The recursion counter mirrors the one in ceval.c. It exists because deeply nested AST nodes can blow the C stack before they blow the Python recursion limit. The counter is decremented in every validate_expr and validate_stmt call and raises RecursionError if it reaches zero.

validate_stmt: parse-time vs. semantic errors

validate_stmt handles the distinction between errors the parser cannot catch and errors that require semantic context. Pure structural checks (wrong node kind in a position, missing required fields) raise SystemError because they indicate a bug in the parser or in code that constructs AST nodes manually. Semantic errors (augmented assignment to a non-store target, return outside function) raise SyntaxError with a proper filename and line number.

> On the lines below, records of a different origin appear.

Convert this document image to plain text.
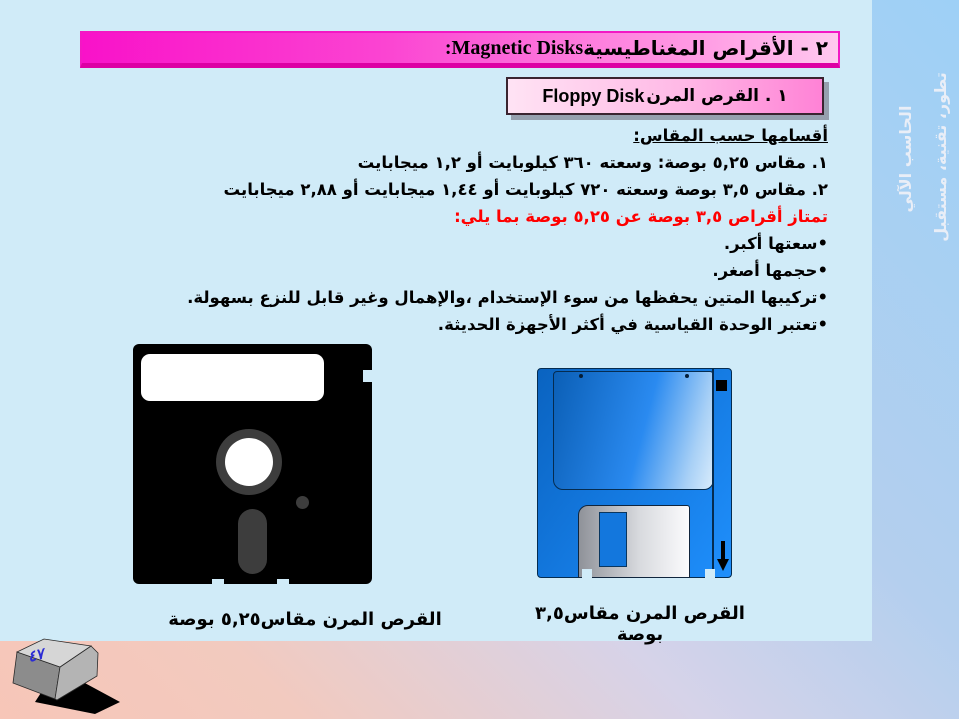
٢ - الأقراص المغناطيسية
Magnetic Disks:
١ . القرص المرن
Floppy Disk
أقسامها حسب المقاس:
١. مقاس ٥,٢٥ بوصة: وسعته ٣٦٠ كيلوبايت أو ١,٢ ميجابايت
٢. مقاس ٣,٥ بوصة وسعته ٧٢٠ كيلوبايت أو ١,٤٤ ميجابايت أو ٢,٨٨ ميجابايت
تمتاز أقراص ٣,٥ بوصة عن ٥,٢٥ بوصة بما يلي:
•سعتها أكبر.
•حجمها أصغر.
•تركيبها المتين يحفظها من سوء الإستخدام ،والإهمال وغير قابل للنزع بسهولة.
•تعتبر الوحدة القياسية في أكثر الأجهزة الحديثة.
القرص المرن مقاس٣,٥ بوصة
القرص المرن مقاس٥,٢٥ بوصة
تطور، تقنية، مستقبل
الحاسب الآلي
٤٧
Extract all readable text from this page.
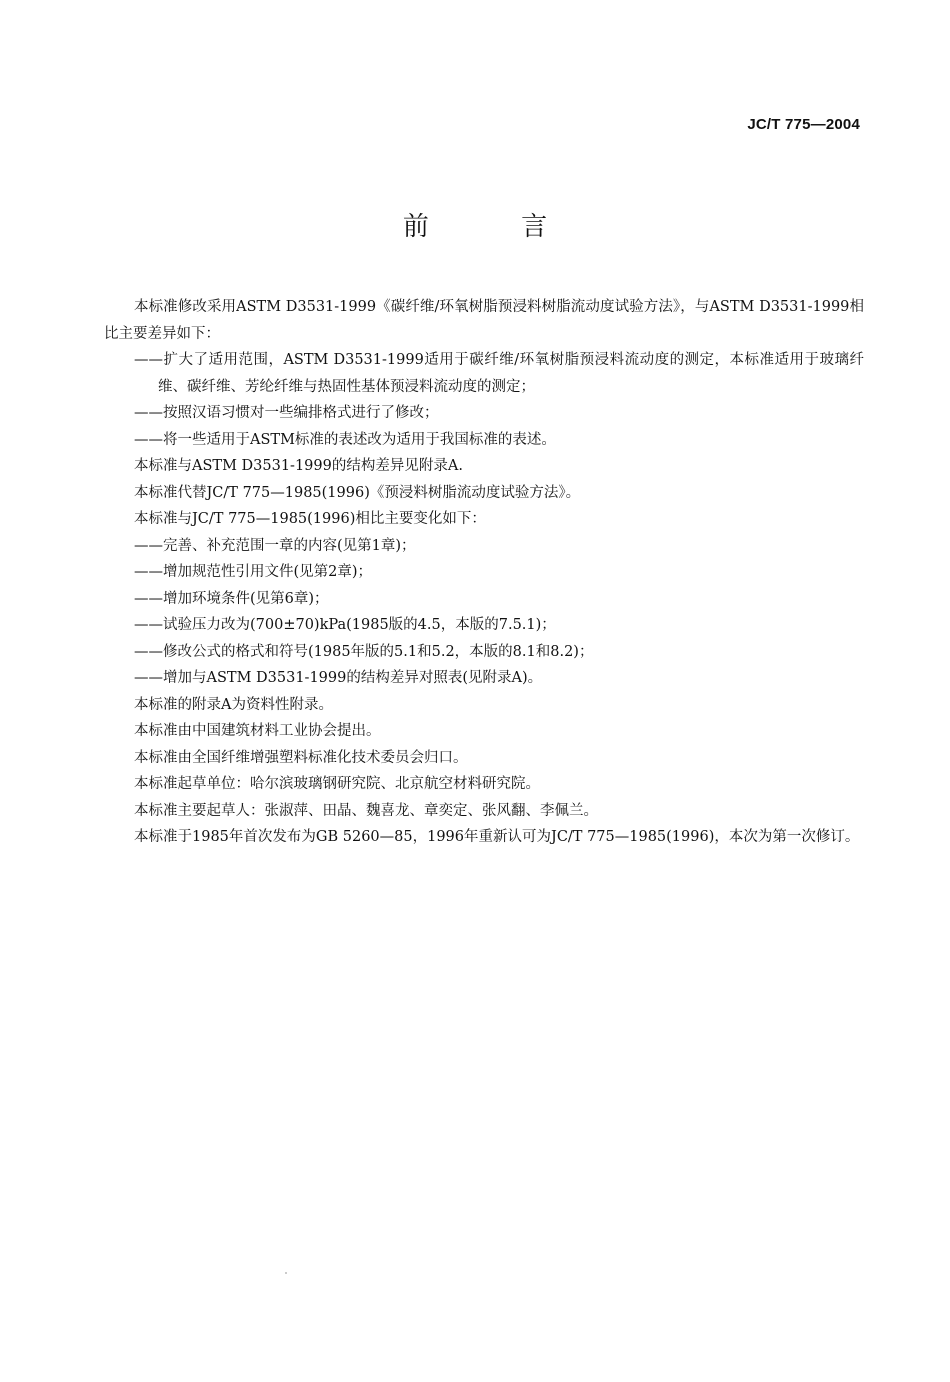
JC/T 775—2004
前 言

本标准修改采用ASTM D3531-1999《碳纤维/环氧树脂预浸料树脂流动度试验方法》，与ASTM D3531-1999相比主要差异如下：

——扩大了适用范围，ASTM D3531-1999适用于碳纤维/环氧树脂预浸料流动度的测定，本标准适用于玻璃纤维、碳纤维、芳纶纤维与热固性基体预浸料流动度的测定；

——按照汉语习惯对一些编排格式进行了修改；

——将一些适用于ASTM标准的表述改为适用于我国标准的表述。

本标准与ASTM D3531-1999的结构差异见附录A.

本标准代替JC/T 775—1985(1996)《预浸料树脂流动度试验方法》。

本标准与JC/T 775—1985(1996)相比主要变化如下：

——完善、补充范围一章的内容(见第1章)；

——增加规范性引用文件(见第2章)；

——增加环境条件(见第6章)；

——试验压力改为(700±70)kPa(1985版的4.5，本版的7.5.1)；

——修改公式的格式和符号(1985年版的5.1和5.2，本版的8.1和8.2)；

——增加与ASTM D3531-1999的结构差异对照表(见附录A)。

本标准的附录A为资料性附录。

本标准由中国建筑材料工业协会提出。

本标准由全国纤维增强塑料标准化技术委员会归口。

本标准起草单位：哈尔滨玻璃钢研究院、北京航空材料研究院。

本标准主要起草人：张淑萍、田晶、魏喜龙、章奕定、张风翻、李佩兰。

本标准于1985年首次发布为GB 5260—85，1996年重新认可为JC/T 775—1985(1996)，本次为第一次修订。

// CPython: Python/ast.c:101 validate_stmt
static int
validate_stmt(struct validator *state, stmt_ty stmt)
{
/* ... */
switch (stmt->kind) {
case AugAssign_kind:
ret = validate_expr(state, stmt->v.AugAssign.target, Store)
&& validate_expr(state, stmt->v.AugAssign.value, Load);
break;
/* ... */
}
return ret;
}

The context argument (Load / Store / Del) threads through all validate_expr calls so that the validator can reject (a + b) = c (AugAssign with a non-Name/Subscript/Attribute target) without a separate tree walk.

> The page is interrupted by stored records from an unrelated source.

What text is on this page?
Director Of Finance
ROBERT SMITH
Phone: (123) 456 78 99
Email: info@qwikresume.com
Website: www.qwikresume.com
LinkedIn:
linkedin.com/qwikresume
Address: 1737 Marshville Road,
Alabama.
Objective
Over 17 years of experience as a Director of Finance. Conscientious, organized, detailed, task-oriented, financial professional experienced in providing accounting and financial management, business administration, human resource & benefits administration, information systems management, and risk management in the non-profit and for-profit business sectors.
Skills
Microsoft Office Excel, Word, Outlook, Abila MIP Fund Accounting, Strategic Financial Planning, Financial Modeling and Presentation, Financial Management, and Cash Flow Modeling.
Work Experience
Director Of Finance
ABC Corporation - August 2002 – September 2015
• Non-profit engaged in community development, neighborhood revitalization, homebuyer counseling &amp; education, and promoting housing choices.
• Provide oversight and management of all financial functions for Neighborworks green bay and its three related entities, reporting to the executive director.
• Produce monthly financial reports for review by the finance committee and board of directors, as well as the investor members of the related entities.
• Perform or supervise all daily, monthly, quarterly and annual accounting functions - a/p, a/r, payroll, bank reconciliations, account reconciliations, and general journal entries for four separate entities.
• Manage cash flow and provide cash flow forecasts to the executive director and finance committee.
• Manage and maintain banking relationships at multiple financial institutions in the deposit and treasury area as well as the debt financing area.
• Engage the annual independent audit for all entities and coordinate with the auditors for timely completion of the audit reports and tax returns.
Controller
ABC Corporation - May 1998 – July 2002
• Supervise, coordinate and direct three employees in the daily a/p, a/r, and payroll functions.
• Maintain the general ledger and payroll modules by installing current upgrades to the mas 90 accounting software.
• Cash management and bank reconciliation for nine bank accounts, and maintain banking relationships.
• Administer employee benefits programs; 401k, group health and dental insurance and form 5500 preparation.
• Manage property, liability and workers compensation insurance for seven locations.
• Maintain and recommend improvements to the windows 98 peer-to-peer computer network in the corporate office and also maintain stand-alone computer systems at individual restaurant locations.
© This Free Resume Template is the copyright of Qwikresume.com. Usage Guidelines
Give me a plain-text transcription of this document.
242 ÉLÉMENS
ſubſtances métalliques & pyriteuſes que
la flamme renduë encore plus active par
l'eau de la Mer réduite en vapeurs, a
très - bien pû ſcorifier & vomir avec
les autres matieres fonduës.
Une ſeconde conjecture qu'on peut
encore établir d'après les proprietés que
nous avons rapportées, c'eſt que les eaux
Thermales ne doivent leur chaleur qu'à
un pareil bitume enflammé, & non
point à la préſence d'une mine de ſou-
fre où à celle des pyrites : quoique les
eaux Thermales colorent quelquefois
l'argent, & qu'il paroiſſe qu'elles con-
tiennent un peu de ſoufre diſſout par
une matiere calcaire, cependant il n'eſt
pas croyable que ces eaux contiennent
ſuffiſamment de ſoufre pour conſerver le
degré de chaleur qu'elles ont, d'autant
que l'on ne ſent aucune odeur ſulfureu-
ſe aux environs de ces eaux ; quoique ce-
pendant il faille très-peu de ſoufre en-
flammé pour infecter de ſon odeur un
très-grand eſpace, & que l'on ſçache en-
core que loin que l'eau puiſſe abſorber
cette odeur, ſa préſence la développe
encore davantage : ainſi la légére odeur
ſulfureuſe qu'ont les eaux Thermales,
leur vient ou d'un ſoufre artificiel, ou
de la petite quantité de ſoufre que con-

ast_warn and deprecated syntax

ast_warn centralises the emission of source-location-tagged warnings. It is called from within the validate functions rather than from the parser, which allows the warning to carry the post-parse lineno/col_offset from the node rather than the raw token position.

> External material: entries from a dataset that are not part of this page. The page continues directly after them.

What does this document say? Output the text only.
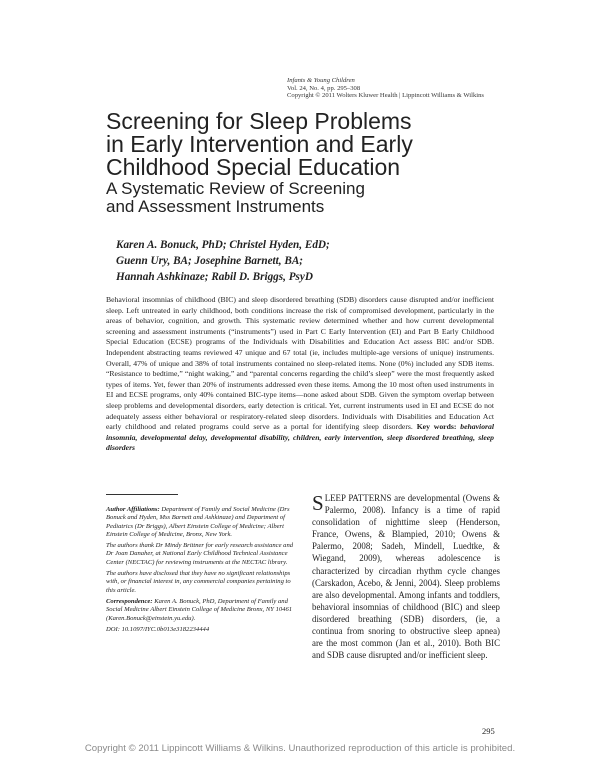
Infants & Young Children
Vol. 24, No. 4, pp. 295–308
Copyright © 2011 Wolters Kluwer Health | Lippincott Williams & Wilkins
Screening for Sleep Problems
in Early Intervention and Early
Childhood Special Education
A Systematic Review of Screening
and Assessment Instruments
Karen A. Bonuck, PhD; Christel Hyden, EdD;
Guenn Ury, BA; Josephine Barnett, BA;
Hannah Ashkinaze; Rabil D. Briggs, PsyD
Behavioral insomnias of childhood (BIC) and sleep disordered breathing (SDB) disorders cause disrupted and/or inefficient sleep. Left untreated in early childhood, both conditions increase the risk of compromised development, particularly in the areas of behavior, cognition, and growth. This systematic review determined whether and how current developmental screening and assessment instruments (“instruments”) used in Part C Early Intervention (EI) and Part B Early Childhood Special Education (ECSE) programs of the Individuals with Disabilities and Education Act assess BIC and/or SDB. Independent abstracting teams reviewed 47 unique and 67 total (ie, includes multiple-age versions of unique) instruments. Overall, 47% of unique and 38% of total instruments contained no sleep-related items. None (0%) included any SDB items. “Resistance to bedtime,” “night waking,” and “parental concerns regarding the child’s sleep” were the most frequently asked types of items. Yet, fewer than 20% of instruments addressed even these items. Among the 10 most often used instruments in EI and ECSE programs, only 40% contained BIC-type items—none asked about SDB. Given the symptom overlap between sleep problems and developmental disorders, early detection is critical. Yet, current instruments used in EI and ECSE do not adequately assess either behavioral or respiratory-related sleep disorders. Individuals with Disabilities and Education Act early childhood and related programs could serve as a portal for identifying sleep disorders. Key words: behavioral insomnia, developmental delay, developmental disability, children, early intervention, sleep disordered breathing, sleep disorders

Author Affiliations: Department of Family and Social Medicine (Drs Bonuck and Hyden, Mss Barnett and Ashkinaze) and Department of Pediatrics (Dr Briggs), Albert Einstein College of Medicine; Albert Einstein College of Medicine, Bronx, New York.

The authors thank Dr Mindy Brittner for early research assistance and Dr Joan Danaher, at National Early Childhood Technical Assistance Center (NECTAC) for reviewing instruments at the NECTAC library.

The authors have disclosed that they have no significant relationships with, or financial interest in, any commercial companies pertaining to this article.

Correspondence: Karen A. Bonuck, PhD, Department of Family and Social Medicine Albert Einstein College of Medicine Bronx, NY 10461 (Karen.Bonuck@einstein.yu.edu).

DOI: 10.1097/IYC.0b013e3182234444

SLEEP PATTERNS are developmental (Owens & Palermo, 2008). Infancy is a time of rapid consolidation of nighttime sleep (Henderson, France, Owens, & Blampied, 2010; Owens & Palermo, 2008; Sadeh, Mindell, Luedtke, & Wiegand, 2009), whereas adolescence is characterized by circadian rhythm cycle changes (Carskadon, Acebo, & Jenni, 2004). Sleep problems are also developmental. Among infants and toddlers, behavioral insomnias of childhood (BIC) and sleep disordered breathing (SDB) disorders, (ie, a continua from snoring to obstructive sleep apnea) are the most common (Jan et al., 2010). Both BIC and SDB cause disrupted and/or inefficient sleep.
295
Copyright © 2011 Lippincott Williams & Wilkins. Unauthorized reproduction of this article is prohibited.
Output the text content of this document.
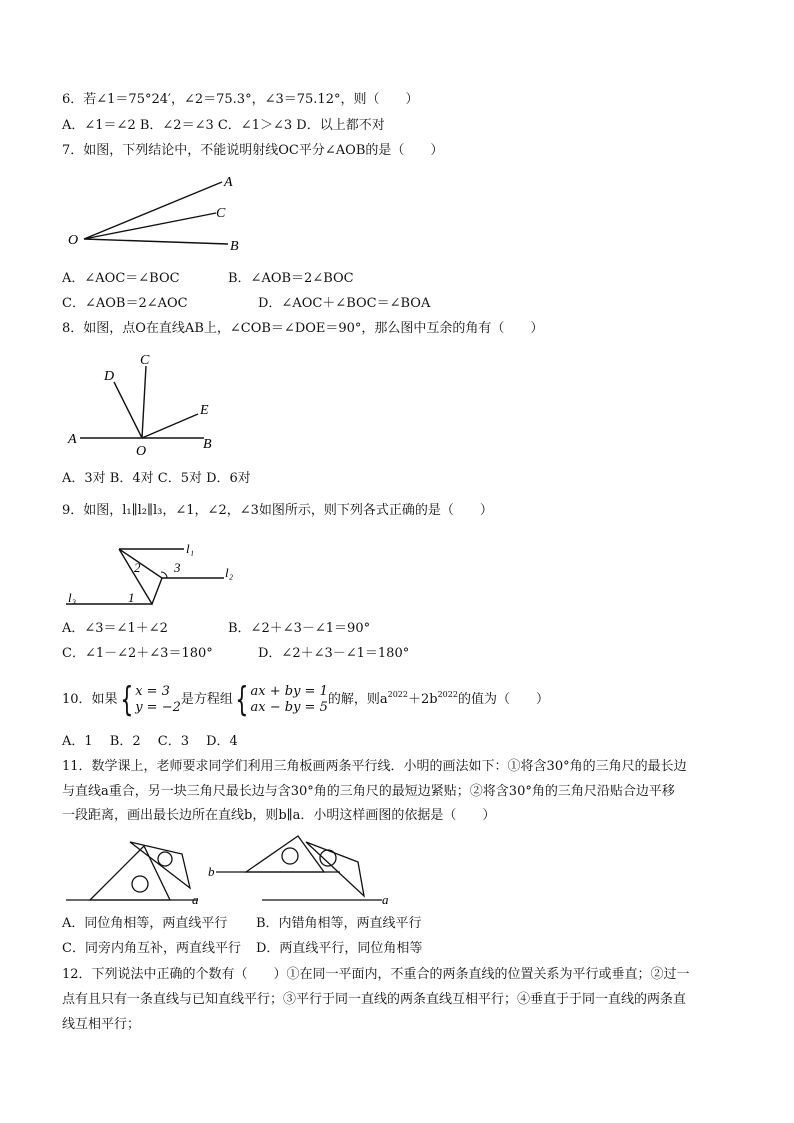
6．若∠1＝75°24′，∠2＝75.3°，∠3＝75.12°，则（　　）
A．∠1＝∠2 B．∠2＝∠3 C．∠1＞∠3 D．以上都不对
7．如图，下列结论中，不能说明射线OC平分∠AOB的是（　　）
A
C
O	B
A．∠AOC＝∠BOC	B．∠AOB＝2∠BOC
C．∠AOB＝2∠AOC	D．∠AOC＋∠BOC＝∠BOA
8．如图，点O在直线AB上，∠COB＝∠DOE＝90°，那么图中互余的角有（　　）
C
D
E
A
O	B
A．3对 B．4对 C．5对 D．6对
9．如图，l₁∥l₂∥l₃，∠1，∠2，∠3如图所示，则下列各式正确的是（　　）
l₁
l₂
l₃	1
2	3
A．∠3＝∠1＋∠2	B．∠2＋∠3－∠1＝90°
C．∠1－∠2＋∠3＝180°	D．∠2＋∠3－∠1＝180°
10．如果 { x = 3
y = −2 是方程组 { ax + by = 1
ax − by = 5 的解，则$a^{2022}+2b^{2022}$的值为（　　）
A．1　 B．2　 C．3　 D．4
11．数学课上，老师要求同学们利用三角板画两条平行线．小明的画法如下：①将含30°角的三角尺的最长边
与直线a重合，另一块三角尺最长边与含30°角的三角尺的最短边紧贴；②将含30°角的三角尺沿贴合边平移
一段距离，画出最长边所在直线b，则b∥a．小明这样画图的依据是（　　）
a
b
a
A．同位角相等，两直线平行 B．内错角相等，两直线平行
C．同旁内角互补，两直线平行 D．两直线平行，同位角相等
12．下列说法中正确的个数有（　　）①在同一平面内，不重合的两条直线的位置关系为平行或垂直；②过一
点有且只有一条直线与已知直线平行；③平行于同一直线的两条直线互相平行；④垂直于于同一直线的两条直
线互相平行；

// CPython: Python/ast.c:26 ast_warn
static int
ast_warn(struct validator *state, expr_ty node, const char *msg)
{
if (PyErr_WarnExplicit(
PyExc_DeprecationWarning, msg,
state->filename,
node->lineno,
NULL, NULL) < 0)
{
/* ... convert to SyntaxWarning at -Werror ... */
return 0;
}
return 1;
}

In CPython 3.14 this is used for tuple unpacking in comprehension targets that were previously silently accepted. The warning fires during validation rather than at runtime so that -W error::DeprecationWarning turns it into a compile-time SyntaxError.

ast.parse() call chain

The Python-level ast.parse(source, filename, mode) call reaches ast_parse in C via the _ast extension module. The call chain is:

  1. ast.parse() (Lib/ast.py) calls compile(source, filename, mode, PyCF_ONLY_AST).
  2. compile() (built-in) calls Py_CompileStringExFlags with PyCF_ONLY_AST set.
  3. Py_CompileStringExFlags calls PyParser_ASTFromStringObject, then checks the flag and returns the raw mod_ty wrapped as a Python object instead of calling _PyCompile_CodeGen.
  4. _PyAST_Validate is called before the mod_ty is wrapped, so any structural error surfaces as a SyntaxError from ast.parse() rather than from a later compile() call.
// CPython: Python/ast.c:371 ast_parse
static PyObject *
ast_parse(PyObject *self, PyObject *const *args, Py_ssize_t nargs,
PyObject *kwnames)
{
/* ... extract source, filename, mode ... */
return PyRun_StringFlags(source, compile_mode, globals, locals, &flags);
}

The PyCF_ONLY_AST flag is the single mechanism that short-circuits compilation and returns the tree. There is no separate "parse-only" API at the C level.

gopy notes

Status: not yet ported.

Planned package path: compile/astvalidate. The Go port will implement Validate(mod ast.Mod) error as the equivalent of _PyAST_Validate. The recursion guard will use a depth int field on a validator struct passed by pointer through every recursive call, matching the CPython struct validator pattern. The ast_warn logic will be handled via the existing compile.Compiler warning infrastructure once that is in place.